Violence à Garoua et détermination de l'opposition
La proclamation des résultats a immédiatement déclenché une vague de violence. Quelques minutes après l'audience solennelle du Conseil constitutionnel, le domicile d'Issa Tchiroma à Garoua a été pris d'assaut. « Actuellement à mon domicile à Garoua, ils tirent sur des civils … L'assaut est lancé », a écrit le candidat du FSNC sur ses réseaux sociaux. Le bilan est dramatique : « Bilan de leur attaque : deux morts. Je me demande ce qu'on dira cette fois. Tirer à bout portant sur vos propres frères — je me demande bien si vous n'êtes pas des mercenaires », a-t-il déclaré sur Facebook.
Déterminé, Issa Tchiroma refuse de baisser les bras : « Tuez-moi si vous voulez, mais je libérerai ce pays par tous les moyens. » Il accuse directement le président Biya : « Mettre un pays à feu et à sang pour s'accrocher au pouvoir n'est pas seulement une faute morale. C'est un crime contre le peuple et contre l'humanité. Je le dis solennellement : le peuple ne reculera pas. »
Joshua N. Osih, candidat du SDF, a également rejeté la légitimité du scrutin qu'il qualifie de « mascarade électorale ». Il dénonce un processus « autocratique » et s'indigne du faible taux de participation, estimant que « seulement huit pour cent des Camerounais ont effectivement décidé du sort du pays ». Selon lui, les résultats « portent la forte odeur de la fraude ».
Des manifestations qui embrasent tout le pays
Depuis dimanche 26 octobre 2025, de violentes manifestations ont éclaté dans plusieurs villes du Cameroun. À Douala, la métropole économique reste paralysée 48 heures après la proclamation des résultats. Ce mardi 28 octobre, l'entrée du quartier Bille est le théâtre de manifestations avec des barrages filtrants installés et des camions anti-émeutes positionnés à proximité. Des affrontements ont également éclaté à New Bell. De nombreux magasins ont été pillés dans la ville, apprend-on.
À l'Est du pays, les populations ont entrepris des marches pacifiques avant d'ériger des barrières sur la chaussée et d'allumer des feux à divers endroits.
La crise prend une tournure plus grave à Yaoundé où des coups de feu ont été signalés dans des quartiers stratégiques : Etoudi qui abrite le Palais présidentiel, ainsi qu'Émana et Olembé. Cette situation confirme que l'instabilité post-électorale s'est propagée à l'ensemble du territoire, y compris les zones considérées comme des fiefs du pouvoir.
C'est la psychose dans le pays. De nombreux Camerounais se confinent chez eux tandis que la vie normale est plombée par des barricades. Plusieurs opposants, dont Aba'a Oyono, Djeukam Tchameni et Anicet Ekane, sont détenus au Secrétariat d'État à la Défense (SED, quartier général de la gendarmerie nationale).
Réactions contrastées et inquiétudes internationales
L'intellectuel Achille Mbembe n'a pas mâché ses mots sur TV5 Monde : « Il n'y a pas de victoire. Parler de victoire à propos de cette farce, c'est un oxymore. » Il accuse le régime : « Il y a eu un détournement, viol de la volonté populaire. Le régime au pouvoir à Yaoundé est coutumier malheureusement de ce fait. En réalité, il n'y a jamais eu d'élections libres et démocratiques au Cameroun. Sauf que cette fois-ci, quelque chose de très profond s'est cassé. »
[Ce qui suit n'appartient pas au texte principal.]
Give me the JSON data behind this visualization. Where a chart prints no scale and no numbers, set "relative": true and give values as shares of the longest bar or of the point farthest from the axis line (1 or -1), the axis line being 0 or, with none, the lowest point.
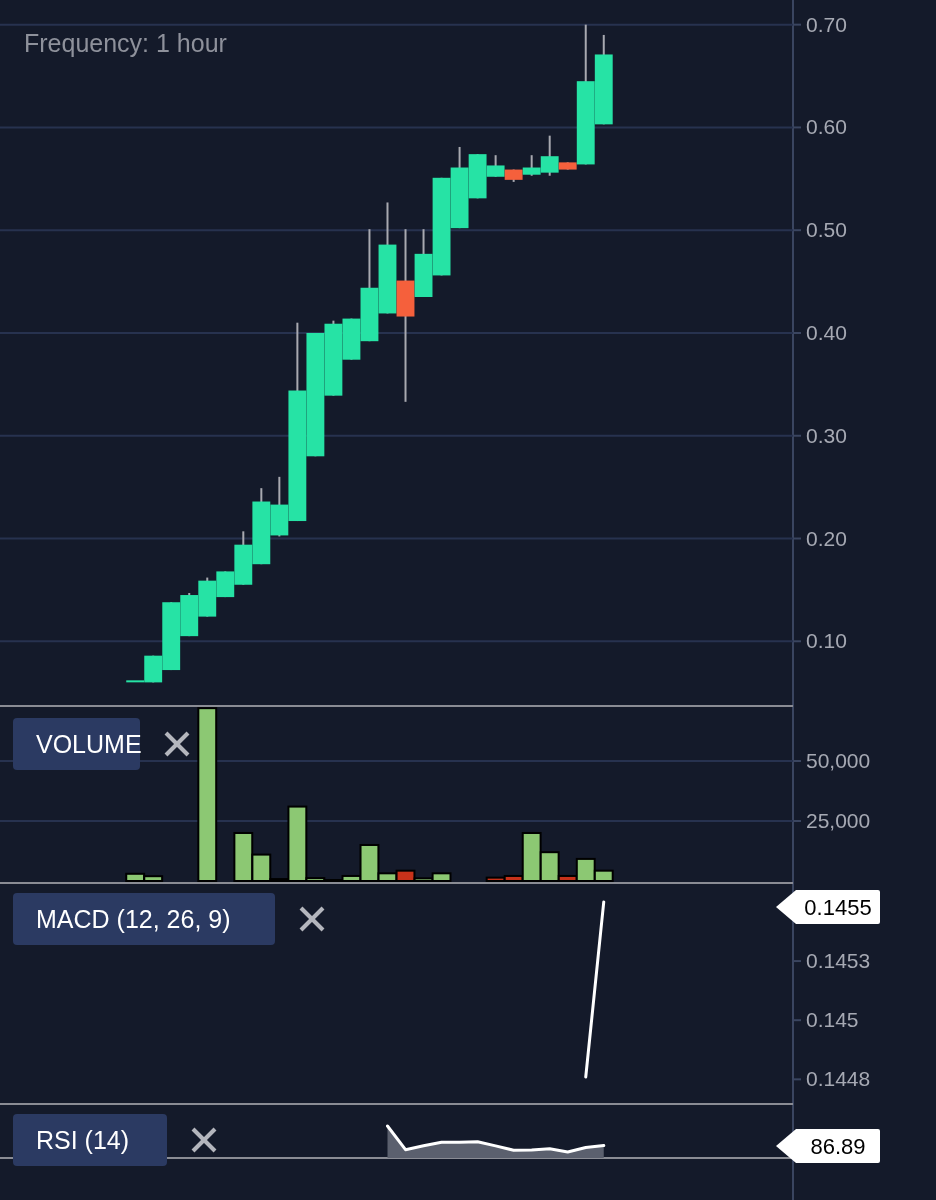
{
  "chart_data": [
    {
      "type": "candlestick",
      "categories": [
        null,
        null,
        null,
        null,
        null,
        null,
        null,
        null,
        null,
        null,
        null,
        null,
        null,
        null,
        null,
        null,
        null,
        null,
        null,
        null,
        null,
        null,
        null,
        null,
        null,
        null,
        null,
        null,
        null,
        null,
        null,
        null,
        null,
        null,
        null,
        null,
        null,
        null,
        null,
        null,
        null,
        null,
        null,
        null
      ],
      "ohlc": [
        null,
        null,
        null,
        null,
        null,
        null,
        null,
        [
          0.062,
          0.062,
          0.062,
          0.062
        ],
        [
          0.06,
          0.086,
          0.06,
          0.086
        ],
        [
          0.072,
          0.138,
          0.072,
          0.138
        ],
        [
          0.105,
          0.147,
          0.105,
          0.145
        ],
        [
          0.124,
          0.162,
          0.124,
          0.159
        ],
        [
          0.143,
          0.168,
          0.143,
          0.168
        ],
        [
          0.155,
          0.207,
          0.155,
          0.194
        ],
        [
          0.175,
          0.249,
          0.175,
          0.236
        ],
        [
          0.203,
          0.26,
          0.202,
          0.233
        ],
        [
          0.217,
          0.41,
          0.217,
          0.344
        ],
        [
          0.28,
          0.4,
          0.28,
          0.4
        ],
        [
          0.339,
          0.412,
          0.339,
          0.409
        ],
        [
          0.374,
          0.414,
          0.374,
          0.414
        ],
        [
          0.392,
          0.501,
          0.392,
          0.444
        ],
        [
          0.419,
          0.527,
          0.419,
          0.486
        ],
        [
          0.451,
          0.501,
          0.333,
          0.416
        ],
        [
          0.435,
          0.501,
          0.435,
          0.477
        ],
        [
          0.456,
          0.551,
          0.456,
          0.551
        ],
        [
          0.502,
          0.581,
          0.502,
          0.561
        ],
        [
          0.531,
          0.574,
          0.531,
          0.574
        ],
        [
          0.552,
          0.573,
          0.552,
          0.563
        ],
        [
          0.559,
          0.559,
          0.547,
          0.549
        ],
        [
          0.554,
          0.573,
          0.553,
          0.561
        ],
        [
          0.556,
          0.592,
          0.553,
          0.572
        ],
        [
          0.566,
          0.566,
          0.559,
          0.559
        ],
        [
          0.564,
          0.7,
          0.564,
          0.645
        ],
        [
          0.603,
          0.69,
          0.603,
          0.671
        ],
        null,
        null,
        null,
        null,
        null,
        null,
        null,
        null,
        null,
        null
      ],
      "colors": [
        null,
        null,
        null,
        null,
        null,
        null,
        null,
        "#26e3a5",
        "#26e3a5",
        "#26e3a5",
        "#26e3a5",
        "#26e3a5",
        "#26e3a5",
        "#26e3a5",
        "#26e3a5",
        "#26e3a5",
        "#26e3a5",
        "#26e3a5",
        "#26e3a5",
        "#26e3a5",
        "#26e3a5",
        "#26e3a5",
        "#f5603c",
        "#26e3a5",
        "#26e3a5",
        "#26e3a5",
        "#26e3a5",
        "#26e3a5",
        "#f5603c",
        "#26e3a5",
        "#26e3a5",
        "#f5603c",
        "#26e3a5",
        "#26e3a5",
        null,
        null,
        null,
        null,
        null,
        null,
        null,
        null,
        null,
        null
      ],
      "ylim": [
        0.038,
        0.724
      ],
      "yticks": [
        {
          "value": 0.1,
          "label": "0.10"
        },
        {
          "value": 0.2,
          "label": "0.20"
        },
        {
          "value": 0.3,
          "label": "0.30"
        },
        {
          "value": 0.4,
          "label": "0.40"
        },
        {
          "value": 0.5,
          "label": "0.50"
        },
        {
          "value": 0.6,
          "label": "0.60"
        },
        {
          "value": 0.7,
          "label": "0.70"
        }
      ],
      "grid": "y",
      "tick_labels": "y",
      "annotations": [
        "Frequency: 1 hour"
      ]
    },
    {
      "type": "bar",
      "title": "VOLUME",
      "categories": [
        null,
        null,
        null,
        null,
        null,
        null,
        null,
        null,
        null,
        null,
        null,
        null,
        null,
        null,
        null,
        null,
        null,
        null,
        null,
        null,
        null,
        null,
        null,
        null,
        null,
        null,
        null,
        null,
        null,
        null,
        null,
        null,
        null,
        null,
        null,
        null,
        null,
        null,
        null,
        null,
        null,
        null,
        null,
        null
      ],
      "values": [
        null,
        null,
        null,
        null,
        null,
        null,
        null,
        3000,
        2000,
        null,
        null,
        72000,
        null,
        20000,
        11000,
        800,
        31000,
        1200,
        400,
        2100,
        15000,
        3200,
        4300,
        1100,
        3200,
        null,
        null,
        1400,
        2100,
        20000,
        12000,
        2100,
        9200,
        4300,
        null,
        null,
        null,
        null,
        null,
        null,
        null,
        null,
        null,
        null
      ],
      "colors": [
        null,
        null,
        null,
        null,
        null,
        null,
        null,
        "#8cc873",
        "#8cc873",
        null,
        null,
        "#8cc873",
        null,
        "#8cc873",
        "#8cc873",
        "#c8321a",
        "#8cc873",
        "#8cc873",
        "#8cc873",
        "#8cc873",
        "#8cc873",
        "#8cc873",
        "#c8321a",
        "#8cc873",
        "#8cc873",
        null,
        null,
        "#c8321a",
        "#c8321a",
        "#8cc873",
        "#8cc873",
        "#c8321a",
        "#8cc873",
        "#8cc873",
        null,
        null,
        null,
        null,
        null,
        null,
        null,
        null,
        null,
        null
      ],
      "ylim": [
        0,
        72900
      ],
      "yticks": [
        {
          "value": 25000,
          "label": "25,000"
        },
        {
          "value": 50000,
          "label": "50,000"
        }
      ],
      "grid": "y",
      "tick_labels": "y"
    },
    {
      "type": "line",
      "title": "MACD (12, 26, 9)",
      "categories": [
        null,
        null,
        null,
        null,
        null,
        null,
        null,
        null,
        null,
        null,
        null,
        null,
        null,
        null,
        null,
        null,
        null,
        null,
        null,
        null,
        null,
        null,
        null,
        null,
        null,
        null,
        null,
        null,
        null,
        null,
        null,
        null,
        null,
        null,
        null,
        null,
        null,
        null,
        null,
        null,
        null,
        null,
        null,
        null
      ],
      "series": [
        {
          "color": "#ffffff",
          "values": [
            null,
            null,
            null,
            null,
            null,
            null,
            null,
            null,
            null,
            null,
            null,
            null,
            null,
            null,
            null,
            null,
            null,
            null,
            null,
            null,
            null,
            null,
            null,
            null,
            null,
            null,
            null,
            null,
            null,
            null,
            null,
            null,
            0.14476,
            0.1455,
            null,
            null,
            null,
            null,
            null,
            null,
            null,
            null,
            null,
            null
          ]
        }
      ],
      "annotations": [
        "0.1455"
      ],
      "ylim": [
        0.14465,
        0.14558
      ],
      "yticks": [
        {
          "value": 0.14475,
          "label": "0.1448"
        },
        {
          "value": 0.145,
          "label": "0.145"
        },
        {
          "value": 0.14525,
          "label": "0.1453"
        }
      ],
      "tick_labels": "y"
    },
    {
      "type": "area",
      "title": "RSI (14)",
      "relative": true,
      "categories": [
        null,
        null,
        null,
        null,
        null,
        null,
        null,
        null,
        null,
        null,
        null,
        null,
        null,
        null,
        null,
        null,
        null,
        null,
        null,
        null,
        null,
        null,
        null,
        null,
        null,
        null,
        null,
        null,
        null,
        null,
        null,
        null,
        null,
        null,
        null,
        null,
        null,
        null,
        null,
        null,
        null,
        null,
        null,
        null
      ],
      "series": [
        {
          "color": "#5b606e",
          "values": [
            null,
            null,
            null,
            null,
            null,
            null,
            null,
            null,
            null,
            null,
            null,
            null,
            null,
            null,
            null,
            null,
            null,
            null,
            null,
            null,
            null,
            1,
            0.26,
            0.38,
            0.49,
            0.49,
            0.51,
            0.38,
            0.24,
            0.25,
            0.29,
            0.19,
            0.33,
            0.39,
            null,
            null,
            null,
            null,
            null,
            null,
            null,
            null,
            null,
            null
          ]
        }
      ],
      "annotations": [
        "86.89"
      ]
    }
  ]
}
Du côté du pouvoir, on affiche une satisfaction sans faille. Célestine Ketcha Courtes, Dion Ngute, Jean de Dieu Momo et bien d'autres, ont salué une « victoire nette, claire et sans ambages de leur Champion ».
Face à la répression sanglante des manifestations, l'Union européenne, Amnesty International et les Nations unies ont élevé la voix pour dénoncer les violences et appellent au respect des droits fondamentaux des citoyens camerounais.
Le Cameroun fait face à l'une des crises politiques les plus graves de son histoire récente, alors que la légitimité du scrutin est contestée tant à l'intérieur qu'à l'extérieur du pays.
-Armand Ougock, correspondant permanent de Koaci au Cameroun.